If we were to try to express the schema of the expression of emotion in its most skeletal sense it would have to contain the following recursive component: Part of what I am feeling is that I am really trying to make you see that I am really trying to make you see what I am feeling. The really-trying aspect is the part of the emotion that points to the fact, or is pointed to by the fact (they’re the same thing) that the expression of the emotion is costly.
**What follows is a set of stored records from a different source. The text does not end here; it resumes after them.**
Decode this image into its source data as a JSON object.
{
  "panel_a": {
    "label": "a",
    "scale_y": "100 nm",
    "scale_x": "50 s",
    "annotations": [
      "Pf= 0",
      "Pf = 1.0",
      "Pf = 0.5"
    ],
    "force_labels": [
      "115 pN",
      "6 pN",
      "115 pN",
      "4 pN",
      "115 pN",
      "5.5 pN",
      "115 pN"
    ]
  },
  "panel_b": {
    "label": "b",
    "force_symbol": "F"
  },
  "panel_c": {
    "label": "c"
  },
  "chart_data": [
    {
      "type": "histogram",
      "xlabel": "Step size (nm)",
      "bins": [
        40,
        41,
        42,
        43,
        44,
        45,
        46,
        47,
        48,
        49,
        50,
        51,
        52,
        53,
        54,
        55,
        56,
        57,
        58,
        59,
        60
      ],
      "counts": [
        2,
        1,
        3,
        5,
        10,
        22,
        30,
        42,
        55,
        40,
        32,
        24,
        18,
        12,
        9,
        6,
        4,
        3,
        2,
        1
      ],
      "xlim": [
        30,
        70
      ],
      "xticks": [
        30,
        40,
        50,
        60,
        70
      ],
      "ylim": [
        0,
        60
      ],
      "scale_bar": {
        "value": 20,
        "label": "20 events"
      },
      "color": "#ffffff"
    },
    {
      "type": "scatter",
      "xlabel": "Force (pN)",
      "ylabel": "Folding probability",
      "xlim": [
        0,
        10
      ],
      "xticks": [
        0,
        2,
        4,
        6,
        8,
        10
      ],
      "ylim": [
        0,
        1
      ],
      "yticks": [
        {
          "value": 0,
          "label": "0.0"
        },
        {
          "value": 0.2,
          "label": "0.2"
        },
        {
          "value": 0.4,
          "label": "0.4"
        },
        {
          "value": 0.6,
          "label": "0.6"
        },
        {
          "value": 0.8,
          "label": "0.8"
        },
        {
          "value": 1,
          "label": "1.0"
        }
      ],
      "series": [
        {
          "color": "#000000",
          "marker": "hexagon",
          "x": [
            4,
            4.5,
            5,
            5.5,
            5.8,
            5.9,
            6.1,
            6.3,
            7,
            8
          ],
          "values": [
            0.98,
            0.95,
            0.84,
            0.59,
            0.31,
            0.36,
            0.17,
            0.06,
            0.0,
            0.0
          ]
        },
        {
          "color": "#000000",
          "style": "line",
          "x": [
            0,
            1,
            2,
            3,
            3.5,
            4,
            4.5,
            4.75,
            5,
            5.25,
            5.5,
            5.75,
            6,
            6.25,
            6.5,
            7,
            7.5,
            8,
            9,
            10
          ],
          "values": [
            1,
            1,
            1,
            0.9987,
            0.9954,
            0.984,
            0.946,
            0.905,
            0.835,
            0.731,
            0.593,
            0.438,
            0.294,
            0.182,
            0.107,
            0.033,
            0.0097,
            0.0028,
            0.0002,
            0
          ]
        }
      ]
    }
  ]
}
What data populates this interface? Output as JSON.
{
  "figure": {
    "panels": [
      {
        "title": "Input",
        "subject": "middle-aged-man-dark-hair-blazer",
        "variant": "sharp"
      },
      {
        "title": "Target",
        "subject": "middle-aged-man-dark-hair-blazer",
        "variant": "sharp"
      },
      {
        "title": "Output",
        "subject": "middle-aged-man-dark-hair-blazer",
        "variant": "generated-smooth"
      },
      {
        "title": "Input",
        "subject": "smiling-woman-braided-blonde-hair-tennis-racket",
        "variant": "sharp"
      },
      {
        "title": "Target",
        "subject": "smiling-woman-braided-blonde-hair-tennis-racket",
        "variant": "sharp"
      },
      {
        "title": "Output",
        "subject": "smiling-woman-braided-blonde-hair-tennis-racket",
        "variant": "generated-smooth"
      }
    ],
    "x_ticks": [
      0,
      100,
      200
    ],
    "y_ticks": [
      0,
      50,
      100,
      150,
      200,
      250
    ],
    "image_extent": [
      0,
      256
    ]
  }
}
Emotions arise from and promote intersubjectivity. If the signaler is recognized as deliberative, then he also must consider how to signal to a receiver capable of such recognition. From an evolutionary standpoint, they are therefore emergent properties of the vast and intricate kinds of cooperation predicted by non-cooperative game theory (that is game theory where cooperation isn’t a prior part of the set-up or rules, but has to come about, if it does, on its own).
Consider supplication, as a kind of gold-standard expression of desperate emotion. The costs (measured as risks) of supplication are very high. The suppliant is utterly defenseless. In this way he shows that he really wants, is really trying to make the dominant figure who has the choice of mercy or murder to see that he is defenseless, and that he really wants the dominant figure to see this. He gives such urgent reasons for being spared that they begin to him to feel like causes. They aren’t causes, but he needs them to be.